Frantic to free their son, the family launched a fundraising drive in Brampton last week, but Mr. Dass said donations are no longer being sought. Canadian officials with the World Sikh Organization, among others, advised strongly against paying the ransom for fear it would encourage further kidnappings.
“That will send the wrong message,” Amanpreet Bal, a spokesman for the organization, said of the community funding effort. Mr. Bal suggested Canadians would do better to ask Ottawa to press the Pakistani government to protect minorities in the country's restive northwest, and to support international efforts to bring the Taliban to heel.
Despite their minority status, 10,000 Sikhs have lived and thrived for decades amid the region's Muslim majority, speaking the local Pashto language and running small businesses. After a surge in Islamic extremism in 2001, they were initially left alone by the Pakistani Taliban and other militant groups, but were finally targeted as hostilities peaked last year. Taliban factions began to enforce jazia , a kind of protection tax for non-Muslims, forcing many Sikh families to flee. In some cases, their properties were razed.

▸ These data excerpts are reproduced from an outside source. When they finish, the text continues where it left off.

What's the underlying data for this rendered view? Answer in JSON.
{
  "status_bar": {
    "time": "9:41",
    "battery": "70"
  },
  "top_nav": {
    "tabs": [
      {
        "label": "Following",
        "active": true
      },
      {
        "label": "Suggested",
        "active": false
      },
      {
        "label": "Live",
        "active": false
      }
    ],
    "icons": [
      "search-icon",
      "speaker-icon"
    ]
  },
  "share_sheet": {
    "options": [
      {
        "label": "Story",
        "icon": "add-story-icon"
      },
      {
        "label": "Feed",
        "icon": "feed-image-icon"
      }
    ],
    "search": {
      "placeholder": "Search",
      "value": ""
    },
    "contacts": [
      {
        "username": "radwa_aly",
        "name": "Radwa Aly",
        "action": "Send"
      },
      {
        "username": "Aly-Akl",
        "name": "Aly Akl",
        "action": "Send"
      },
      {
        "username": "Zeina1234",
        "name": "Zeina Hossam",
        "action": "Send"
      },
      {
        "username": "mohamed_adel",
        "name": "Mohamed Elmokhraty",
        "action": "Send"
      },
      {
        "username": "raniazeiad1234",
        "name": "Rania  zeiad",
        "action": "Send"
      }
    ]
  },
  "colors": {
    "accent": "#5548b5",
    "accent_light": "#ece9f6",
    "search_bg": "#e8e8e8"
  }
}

Last May, the Toronto-based South Asians for Human Rights Association held a conference, attended by activists, federal officials and Shahbaz Bhatti, Pakistan's minister for minority affairs, at which Mr. Bhatti pledged to “stop atrocities on Sikhs.”
Tim Uppal, a Sikh who sits as a Conservative MP from Edmonton, also attended the conference, and announced millions in Canadian government aid for people displaced by the Pakistani insurgency.
Mr. Uppal said in an interview that Canada has put pressure on Pakistan to ensure the safety of its minorities, and “they have assured us they have been doing that and will continue to do that, but obviously we're seeing violence in that region escalate.”
The government won't comment on Mr. Singh's case other than to say it is “very much aware of the situation,” Mr. Uppal said.
Roger Nair, chairman of South Asians for Human Rights, said his group has asked Ottawa to expedite immigration claims for persecuted minorities in the troubled region, and has offered the government undertakings to ensure newcomers are financially supported, but has yet to get a substantive reply.